NEWS - (click links to see details)

Servicing: The PTO M1 and M2 mirrors were realuminized in the LDT chamber at Happy Jack by Lowell Observatory staff, receiving a superb new coating of 0.1um of Al. Mimir was opened and service between 8/10/22 and 8/13/22. In addition to swapping out the cold head, one filter in FW1 was found to be loose, as one of its hold-downs had worked free. This was fixed. The slit and decker unit was inspected and found to be fully functional when warm, though the slit "home" sensor again failed after cool-down. Vacuum pumping took place from 8/20/22 through 8/22/22. Cooldown proceeded from 8/19/22-8/26/22 in a normal fashion. All mechanisms function and the detector is fine. A new connection from the helium shed data logger computer to the helium compressor now allows remote starts after power failures.
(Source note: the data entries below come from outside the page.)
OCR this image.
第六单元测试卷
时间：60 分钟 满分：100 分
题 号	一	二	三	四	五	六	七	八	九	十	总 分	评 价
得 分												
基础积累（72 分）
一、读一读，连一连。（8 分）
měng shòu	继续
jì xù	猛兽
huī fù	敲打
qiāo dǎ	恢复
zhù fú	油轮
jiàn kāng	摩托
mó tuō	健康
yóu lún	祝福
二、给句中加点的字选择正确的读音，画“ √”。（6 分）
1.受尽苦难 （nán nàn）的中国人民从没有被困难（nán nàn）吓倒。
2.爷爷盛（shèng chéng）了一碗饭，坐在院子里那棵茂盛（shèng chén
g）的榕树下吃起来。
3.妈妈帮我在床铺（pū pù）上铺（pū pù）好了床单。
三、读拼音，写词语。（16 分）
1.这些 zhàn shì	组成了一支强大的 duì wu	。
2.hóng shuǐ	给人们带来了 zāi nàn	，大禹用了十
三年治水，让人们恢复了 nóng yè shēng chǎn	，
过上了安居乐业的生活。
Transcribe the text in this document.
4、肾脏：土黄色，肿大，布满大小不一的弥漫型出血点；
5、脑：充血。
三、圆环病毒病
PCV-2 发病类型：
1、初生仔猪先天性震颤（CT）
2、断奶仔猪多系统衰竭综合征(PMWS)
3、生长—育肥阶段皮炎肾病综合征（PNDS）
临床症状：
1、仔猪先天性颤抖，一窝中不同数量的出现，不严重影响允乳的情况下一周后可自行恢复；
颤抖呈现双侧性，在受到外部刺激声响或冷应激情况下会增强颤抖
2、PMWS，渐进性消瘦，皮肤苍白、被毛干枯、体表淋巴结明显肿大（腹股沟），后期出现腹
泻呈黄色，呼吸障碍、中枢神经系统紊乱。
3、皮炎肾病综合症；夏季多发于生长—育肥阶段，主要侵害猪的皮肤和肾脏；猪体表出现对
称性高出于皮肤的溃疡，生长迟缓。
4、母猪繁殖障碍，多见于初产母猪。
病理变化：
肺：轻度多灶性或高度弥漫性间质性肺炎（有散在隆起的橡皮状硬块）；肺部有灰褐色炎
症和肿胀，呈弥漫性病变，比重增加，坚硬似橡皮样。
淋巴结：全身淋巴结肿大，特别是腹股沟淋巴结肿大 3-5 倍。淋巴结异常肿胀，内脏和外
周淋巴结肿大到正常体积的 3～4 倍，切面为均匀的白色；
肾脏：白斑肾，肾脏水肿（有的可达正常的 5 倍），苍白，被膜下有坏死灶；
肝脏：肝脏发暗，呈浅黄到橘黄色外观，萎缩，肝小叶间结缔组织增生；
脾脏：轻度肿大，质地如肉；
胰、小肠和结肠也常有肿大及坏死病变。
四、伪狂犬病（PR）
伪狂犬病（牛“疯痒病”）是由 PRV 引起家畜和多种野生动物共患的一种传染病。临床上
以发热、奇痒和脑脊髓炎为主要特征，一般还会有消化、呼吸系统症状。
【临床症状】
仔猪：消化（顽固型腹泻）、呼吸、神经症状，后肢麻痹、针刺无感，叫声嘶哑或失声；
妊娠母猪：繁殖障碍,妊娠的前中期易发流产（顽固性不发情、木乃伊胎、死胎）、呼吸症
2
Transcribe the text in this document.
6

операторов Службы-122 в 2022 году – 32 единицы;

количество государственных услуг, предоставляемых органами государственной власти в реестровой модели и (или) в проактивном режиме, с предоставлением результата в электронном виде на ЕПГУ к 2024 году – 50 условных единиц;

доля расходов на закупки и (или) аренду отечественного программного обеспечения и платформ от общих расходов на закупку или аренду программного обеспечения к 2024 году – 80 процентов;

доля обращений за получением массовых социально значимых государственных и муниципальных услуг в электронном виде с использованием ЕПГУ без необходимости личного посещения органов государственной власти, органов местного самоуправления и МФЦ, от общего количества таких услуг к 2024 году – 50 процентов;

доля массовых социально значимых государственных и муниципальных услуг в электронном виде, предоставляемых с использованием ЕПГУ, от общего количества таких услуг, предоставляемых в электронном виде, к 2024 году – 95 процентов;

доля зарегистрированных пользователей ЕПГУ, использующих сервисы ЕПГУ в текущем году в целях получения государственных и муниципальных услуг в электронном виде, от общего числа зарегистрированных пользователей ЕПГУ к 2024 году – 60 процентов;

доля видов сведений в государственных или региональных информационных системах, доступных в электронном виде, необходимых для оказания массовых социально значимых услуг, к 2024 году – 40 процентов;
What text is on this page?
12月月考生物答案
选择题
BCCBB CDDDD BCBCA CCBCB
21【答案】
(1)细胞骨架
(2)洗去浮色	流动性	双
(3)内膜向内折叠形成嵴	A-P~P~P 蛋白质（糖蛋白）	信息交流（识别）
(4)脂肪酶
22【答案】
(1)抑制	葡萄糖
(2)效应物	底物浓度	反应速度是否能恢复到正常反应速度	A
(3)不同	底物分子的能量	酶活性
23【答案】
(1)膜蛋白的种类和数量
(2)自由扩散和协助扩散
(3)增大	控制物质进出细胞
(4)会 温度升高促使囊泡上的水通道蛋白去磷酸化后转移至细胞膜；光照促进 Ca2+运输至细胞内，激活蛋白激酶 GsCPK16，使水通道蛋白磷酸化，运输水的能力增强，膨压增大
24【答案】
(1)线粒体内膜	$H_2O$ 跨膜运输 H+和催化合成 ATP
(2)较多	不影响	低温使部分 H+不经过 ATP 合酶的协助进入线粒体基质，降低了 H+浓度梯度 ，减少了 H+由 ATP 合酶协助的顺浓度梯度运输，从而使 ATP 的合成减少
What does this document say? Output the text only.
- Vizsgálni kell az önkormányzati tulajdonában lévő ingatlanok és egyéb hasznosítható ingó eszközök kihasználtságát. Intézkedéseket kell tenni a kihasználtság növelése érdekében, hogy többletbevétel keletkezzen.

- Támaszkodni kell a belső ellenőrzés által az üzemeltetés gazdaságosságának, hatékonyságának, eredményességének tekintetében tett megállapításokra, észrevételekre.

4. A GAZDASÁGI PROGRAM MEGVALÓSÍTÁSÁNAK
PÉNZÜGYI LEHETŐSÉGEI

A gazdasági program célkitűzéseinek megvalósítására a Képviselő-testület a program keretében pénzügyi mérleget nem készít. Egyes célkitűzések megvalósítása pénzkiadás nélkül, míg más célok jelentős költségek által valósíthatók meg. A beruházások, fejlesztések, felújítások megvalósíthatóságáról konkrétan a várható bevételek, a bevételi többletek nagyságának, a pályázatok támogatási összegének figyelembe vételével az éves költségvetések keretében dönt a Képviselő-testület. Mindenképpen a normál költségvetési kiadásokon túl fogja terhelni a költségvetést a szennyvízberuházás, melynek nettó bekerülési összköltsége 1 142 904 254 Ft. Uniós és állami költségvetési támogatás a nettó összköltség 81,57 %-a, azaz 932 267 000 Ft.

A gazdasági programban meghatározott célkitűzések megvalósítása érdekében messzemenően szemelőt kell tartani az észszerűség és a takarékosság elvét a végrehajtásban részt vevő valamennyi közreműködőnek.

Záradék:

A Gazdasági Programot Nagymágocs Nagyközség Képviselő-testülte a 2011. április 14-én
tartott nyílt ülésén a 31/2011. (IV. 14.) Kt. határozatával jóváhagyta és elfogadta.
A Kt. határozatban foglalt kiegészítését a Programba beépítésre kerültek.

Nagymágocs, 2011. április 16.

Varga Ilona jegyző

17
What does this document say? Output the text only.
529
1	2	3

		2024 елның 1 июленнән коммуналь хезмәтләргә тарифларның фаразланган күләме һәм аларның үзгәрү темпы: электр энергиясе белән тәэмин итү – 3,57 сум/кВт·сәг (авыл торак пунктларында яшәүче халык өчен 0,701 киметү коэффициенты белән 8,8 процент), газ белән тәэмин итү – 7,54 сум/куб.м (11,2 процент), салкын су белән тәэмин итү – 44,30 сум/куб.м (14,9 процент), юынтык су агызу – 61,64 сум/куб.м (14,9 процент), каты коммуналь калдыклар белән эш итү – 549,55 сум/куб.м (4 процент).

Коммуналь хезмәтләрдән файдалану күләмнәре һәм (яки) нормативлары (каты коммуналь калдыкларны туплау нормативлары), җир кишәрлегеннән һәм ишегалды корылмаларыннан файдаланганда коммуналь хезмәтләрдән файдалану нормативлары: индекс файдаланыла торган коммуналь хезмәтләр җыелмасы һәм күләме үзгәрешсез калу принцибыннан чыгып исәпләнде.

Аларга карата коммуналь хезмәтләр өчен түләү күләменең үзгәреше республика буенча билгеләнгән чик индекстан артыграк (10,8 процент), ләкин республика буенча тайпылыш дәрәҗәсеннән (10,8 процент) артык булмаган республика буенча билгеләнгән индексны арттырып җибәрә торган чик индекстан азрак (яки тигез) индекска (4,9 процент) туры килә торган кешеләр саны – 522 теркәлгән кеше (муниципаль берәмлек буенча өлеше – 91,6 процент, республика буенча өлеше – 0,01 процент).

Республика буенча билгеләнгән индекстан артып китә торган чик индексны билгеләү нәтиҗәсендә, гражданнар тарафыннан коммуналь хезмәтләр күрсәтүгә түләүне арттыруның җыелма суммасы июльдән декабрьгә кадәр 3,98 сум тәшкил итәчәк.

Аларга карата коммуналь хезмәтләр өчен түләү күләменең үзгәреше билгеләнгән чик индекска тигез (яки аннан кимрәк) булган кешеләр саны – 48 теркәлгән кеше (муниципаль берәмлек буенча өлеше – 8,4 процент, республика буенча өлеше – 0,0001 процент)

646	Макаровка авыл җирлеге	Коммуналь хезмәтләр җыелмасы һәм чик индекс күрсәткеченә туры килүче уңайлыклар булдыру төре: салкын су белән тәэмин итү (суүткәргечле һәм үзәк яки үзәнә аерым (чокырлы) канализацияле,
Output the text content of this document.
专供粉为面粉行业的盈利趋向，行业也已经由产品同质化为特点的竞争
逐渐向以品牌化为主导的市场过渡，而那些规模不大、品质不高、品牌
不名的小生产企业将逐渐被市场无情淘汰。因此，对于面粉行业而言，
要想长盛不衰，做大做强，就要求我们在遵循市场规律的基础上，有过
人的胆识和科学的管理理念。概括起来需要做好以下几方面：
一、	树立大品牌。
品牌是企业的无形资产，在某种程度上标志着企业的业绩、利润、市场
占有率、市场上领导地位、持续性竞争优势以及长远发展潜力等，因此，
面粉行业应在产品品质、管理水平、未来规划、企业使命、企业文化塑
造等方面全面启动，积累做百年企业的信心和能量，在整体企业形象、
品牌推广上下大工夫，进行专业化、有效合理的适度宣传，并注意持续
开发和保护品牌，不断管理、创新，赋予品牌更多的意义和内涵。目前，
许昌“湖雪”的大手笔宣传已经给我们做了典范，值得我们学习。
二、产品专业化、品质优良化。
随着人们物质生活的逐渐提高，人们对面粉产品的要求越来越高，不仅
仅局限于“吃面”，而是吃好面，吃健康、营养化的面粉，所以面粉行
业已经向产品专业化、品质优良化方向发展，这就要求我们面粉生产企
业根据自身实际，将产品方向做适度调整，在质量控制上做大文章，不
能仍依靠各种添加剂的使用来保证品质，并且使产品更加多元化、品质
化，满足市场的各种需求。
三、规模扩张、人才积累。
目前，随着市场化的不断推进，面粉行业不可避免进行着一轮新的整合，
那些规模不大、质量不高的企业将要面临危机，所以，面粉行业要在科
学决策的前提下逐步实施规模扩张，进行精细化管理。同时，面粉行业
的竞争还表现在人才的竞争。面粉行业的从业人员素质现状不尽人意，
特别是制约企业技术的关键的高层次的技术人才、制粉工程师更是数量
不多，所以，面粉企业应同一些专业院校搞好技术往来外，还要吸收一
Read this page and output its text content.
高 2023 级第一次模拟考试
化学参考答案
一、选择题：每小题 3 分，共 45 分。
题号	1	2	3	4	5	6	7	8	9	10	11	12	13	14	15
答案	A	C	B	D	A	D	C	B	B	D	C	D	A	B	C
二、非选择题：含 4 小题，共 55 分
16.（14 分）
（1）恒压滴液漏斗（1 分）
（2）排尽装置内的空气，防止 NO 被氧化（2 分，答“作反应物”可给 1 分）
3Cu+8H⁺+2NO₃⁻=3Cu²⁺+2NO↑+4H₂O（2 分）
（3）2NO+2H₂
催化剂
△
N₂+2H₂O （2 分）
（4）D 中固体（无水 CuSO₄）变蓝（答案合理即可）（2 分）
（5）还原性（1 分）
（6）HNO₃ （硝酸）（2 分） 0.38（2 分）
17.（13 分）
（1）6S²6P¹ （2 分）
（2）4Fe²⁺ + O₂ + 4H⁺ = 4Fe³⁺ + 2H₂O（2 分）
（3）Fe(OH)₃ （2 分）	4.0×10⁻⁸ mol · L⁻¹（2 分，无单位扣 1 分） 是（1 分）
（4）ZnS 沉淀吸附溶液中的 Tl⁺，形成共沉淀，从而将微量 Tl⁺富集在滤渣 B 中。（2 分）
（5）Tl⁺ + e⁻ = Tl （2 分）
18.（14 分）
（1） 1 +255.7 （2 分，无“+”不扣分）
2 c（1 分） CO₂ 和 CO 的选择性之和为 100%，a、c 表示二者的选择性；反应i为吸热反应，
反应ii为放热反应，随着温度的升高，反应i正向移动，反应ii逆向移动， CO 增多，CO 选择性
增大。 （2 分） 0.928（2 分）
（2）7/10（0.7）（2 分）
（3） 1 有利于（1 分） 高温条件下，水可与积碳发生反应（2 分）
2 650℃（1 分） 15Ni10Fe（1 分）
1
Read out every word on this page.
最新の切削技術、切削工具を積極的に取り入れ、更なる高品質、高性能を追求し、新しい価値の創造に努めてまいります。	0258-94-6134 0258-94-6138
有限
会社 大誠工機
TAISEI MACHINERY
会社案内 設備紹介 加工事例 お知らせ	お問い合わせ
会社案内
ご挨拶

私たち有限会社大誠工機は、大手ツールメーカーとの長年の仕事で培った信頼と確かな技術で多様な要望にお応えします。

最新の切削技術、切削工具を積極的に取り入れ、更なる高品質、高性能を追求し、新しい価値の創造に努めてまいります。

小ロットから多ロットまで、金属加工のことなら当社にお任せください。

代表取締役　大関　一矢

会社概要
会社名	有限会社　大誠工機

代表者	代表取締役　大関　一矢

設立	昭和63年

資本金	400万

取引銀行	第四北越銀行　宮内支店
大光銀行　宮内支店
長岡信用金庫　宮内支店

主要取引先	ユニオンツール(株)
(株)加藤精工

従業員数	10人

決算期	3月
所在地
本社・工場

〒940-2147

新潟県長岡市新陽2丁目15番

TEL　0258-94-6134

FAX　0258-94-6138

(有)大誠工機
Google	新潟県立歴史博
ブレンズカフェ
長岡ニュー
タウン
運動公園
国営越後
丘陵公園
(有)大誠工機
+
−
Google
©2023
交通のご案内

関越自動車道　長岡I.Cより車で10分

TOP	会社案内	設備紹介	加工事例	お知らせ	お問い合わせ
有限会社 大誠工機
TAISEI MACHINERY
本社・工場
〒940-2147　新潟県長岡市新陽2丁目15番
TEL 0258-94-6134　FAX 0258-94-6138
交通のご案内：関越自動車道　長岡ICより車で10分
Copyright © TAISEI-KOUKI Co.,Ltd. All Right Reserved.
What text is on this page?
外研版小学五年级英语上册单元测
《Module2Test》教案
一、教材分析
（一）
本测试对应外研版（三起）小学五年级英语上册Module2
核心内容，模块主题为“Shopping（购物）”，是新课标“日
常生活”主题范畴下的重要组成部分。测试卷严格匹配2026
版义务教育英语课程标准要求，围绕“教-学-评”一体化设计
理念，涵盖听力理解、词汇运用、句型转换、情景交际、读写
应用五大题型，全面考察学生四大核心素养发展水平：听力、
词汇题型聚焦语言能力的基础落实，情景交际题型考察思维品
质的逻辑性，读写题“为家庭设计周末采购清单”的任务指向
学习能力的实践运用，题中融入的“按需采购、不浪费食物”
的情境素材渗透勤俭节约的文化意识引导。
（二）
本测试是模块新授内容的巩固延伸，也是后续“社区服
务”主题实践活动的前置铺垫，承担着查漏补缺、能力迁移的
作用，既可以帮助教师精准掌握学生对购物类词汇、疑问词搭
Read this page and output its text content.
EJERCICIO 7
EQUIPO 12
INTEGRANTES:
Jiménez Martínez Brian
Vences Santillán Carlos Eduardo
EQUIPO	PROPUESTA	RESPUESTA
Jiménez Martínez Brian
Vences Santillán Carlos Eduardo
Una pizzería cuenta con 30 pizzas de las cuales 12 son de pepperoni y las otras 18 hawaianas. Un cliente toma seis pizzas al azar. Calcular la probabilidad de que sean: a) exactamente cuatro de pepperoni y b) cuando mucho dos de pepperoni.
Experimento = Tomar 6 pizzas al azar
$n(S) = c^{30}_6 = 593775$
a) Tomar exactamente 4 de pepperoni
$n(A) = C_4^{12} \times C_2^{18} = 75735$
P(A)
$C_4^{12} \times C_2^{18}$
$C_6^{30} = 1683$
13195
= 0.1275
  • Slit has lost home limit sensing. Can be used, but carefully. Contact DPC or MH for work-arounds


  • IZYJ (0.82-1.36um) spec filter, though not much light shortward of 1.0um (see A0V Star raw spectrum)
    • 2nd order (0.8-1.274um) has much higher grism efficiency than 1st order (~6x more), and higher than in JHK-spec mode for the short half of J-band. Useable down to about 0.95um. Looks wonderful at He 1.083um.
  • IZYJ-X-Spec mode, using SED grism as cross-disperser
    • Modified two slits to provide short (20 arcsec or 30 arcsec) heights for support of X-D spec mode (2011/07). See updated slit table.
  • K-band Imaging Polarimetry (K-Pol)

Software: IDL GUI-based reduction tools available :

  1. New Spectroscopy Reduction Cookbook, and new spectroscopy GUI tools (BRT - baseline removal tool; SCT - spectra combiner; SAT - spectrum annotator)
  2. MSP-BDP - Basic Data Processing
  3. MSP-WCT - Spec. Wavelength Calibration
  4. MSP-CCS - Clean and Coadd Spectra
  5. MSP-SXC - Spec. spectrum extractor
  6. MSP-ZHT - Zero Hop Tester (for polarimetry)
  7. MSP-PPOL - Polarimetry Analysis - updated to support K-Pol mode
  8. MSP-PPT - Polarimetry Plotting Tool

Proposals to use Mimir and the Perkins:

  • Next BU deadline will be in September '22, for observing during 2022-Q4 (Oct, Nov, Dec) .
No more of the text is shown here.